Peter Hough, director of Regreen, an agent of WELtec BioPower, says: "Putrifiable waste is turned into electrical power, heat and fertiliser. The process also produces a carbon dioxide-rich exhaust. This adds up to a process that marries well with horticulture."

In addition to FiT, from April 2011 the Government is proposing to introduce the heat incentive, encouraging digester plant owners to make proper use of the heat generated.

The gas that is produced from the digester is usually used to power the CHP unit that produces electricity.

The heat is a by-product from the engines. In the summer the gas could all go to the CHP unit and in the winter more gas could be directed to heating the glasshouse.

Anaerobic digester projects depend almost entirely on the waste streams and substrates available to them and there are significant benefits of scale.

Hough adds: "To be economic the starting point is likely to be having a capacity of around 5,000 tonnes of waste per year available to sustain the plant. This will produce around 4,700 tonnes of liquid slurry, almost odour free, with most nitrogen from this available for plant use."

In Europe, many glasshouses harness this type of energy and, depending on how good the forthcoming heat incentives are, it could pay growers to make the change.


Growers with lighting systems can find rising prices make it almost cost prohibitive to run them. Efficiency and effectiveness are the key.

Gavin Willn of Electroflora reports that to boost crops in January to March when light levels are low, his customers tend to use 400-watt sodium lamps, which cover 2-3sq m.

Hortisystems supplies technical equipment including the Hortilux Schreder range of high-pressure sodium supplementary lighting. These lights feature five reflector options for use at various mounting heights and a slim-line body that is designed to minimise crop shading.

Providing good uniformity, the reflectors are detachable for easy cleaning. Major recent developments include the three-phase 400-volt fittings coupled with electronic ballasts. These save approximately 35 watts per fitting compared to traditional ballasts.

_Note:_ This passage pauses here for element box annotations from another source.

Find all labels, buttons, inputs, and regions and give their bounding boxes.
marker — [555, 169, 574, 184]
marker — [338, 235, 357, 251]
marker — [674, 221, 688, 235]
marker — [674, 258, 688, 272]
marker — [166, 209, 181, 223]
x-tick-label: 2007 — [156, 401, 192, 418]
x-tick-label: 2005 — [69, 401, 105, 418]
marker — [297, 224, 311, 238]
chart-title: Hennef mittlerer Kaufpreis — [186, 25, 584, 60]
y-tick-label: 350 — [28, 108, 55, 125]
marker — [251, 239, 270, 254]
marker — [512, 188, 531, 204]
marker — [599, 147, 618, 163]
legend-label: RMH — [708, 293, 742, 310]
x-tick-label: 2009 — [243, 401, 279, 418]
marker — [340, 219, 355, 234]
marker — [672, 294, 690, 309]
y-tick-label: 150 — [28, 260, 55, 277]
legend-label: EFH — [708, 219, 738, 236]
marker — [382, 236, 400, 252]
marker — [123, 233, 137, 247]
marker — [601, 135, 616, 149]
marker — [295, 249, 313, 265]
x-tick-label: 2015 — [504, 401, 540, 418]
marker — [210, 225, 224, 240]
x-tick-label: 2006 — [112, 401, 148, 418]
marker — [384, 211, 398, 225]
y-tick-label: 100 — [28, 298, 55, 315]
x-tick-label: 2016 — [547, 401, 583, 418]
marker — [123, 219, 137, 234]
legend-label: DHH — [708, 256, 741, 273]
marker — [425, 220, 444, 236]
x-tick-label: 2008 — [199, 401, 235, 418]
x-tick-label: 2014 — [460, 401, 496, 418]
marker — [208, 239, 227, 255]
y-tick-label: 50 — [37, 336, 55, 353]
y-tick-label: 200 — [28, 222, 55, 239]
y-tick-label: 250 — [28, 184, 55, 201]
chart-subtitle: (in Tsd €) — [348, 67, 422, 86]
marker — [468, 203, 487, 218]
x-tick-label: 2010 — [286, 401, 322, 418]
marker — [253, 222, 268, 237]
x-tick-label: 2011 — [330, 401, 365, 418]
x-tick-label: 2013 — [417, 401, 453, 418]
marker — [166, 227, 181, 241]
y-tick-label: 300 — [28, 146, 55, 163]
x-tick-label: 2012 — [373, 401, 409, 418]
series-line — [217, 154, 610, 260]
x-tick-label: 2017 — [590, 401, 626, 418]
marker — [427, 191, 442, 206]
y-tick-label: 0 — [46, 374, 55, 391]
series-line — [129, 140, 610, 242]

Offering Gavita horticultural lighting, Bridge Greenhouses creates dedicated computer-designed lighting schemes to maximise the effectiveness of each light. These boast a long bulb life and high energy-efficiency together with the ability to be dimmed when full light is not required, resulting in considerable energy savings.

GlacialLight has two distributors in the UK supplying its energy-saving bulbs. Depending on the model selected, a bulb consumes only 10 to 18 watts per hour. Although more expensive initially, the company claims that over the bulb's lifetime - 20,000 hours - it provides a cheaper option.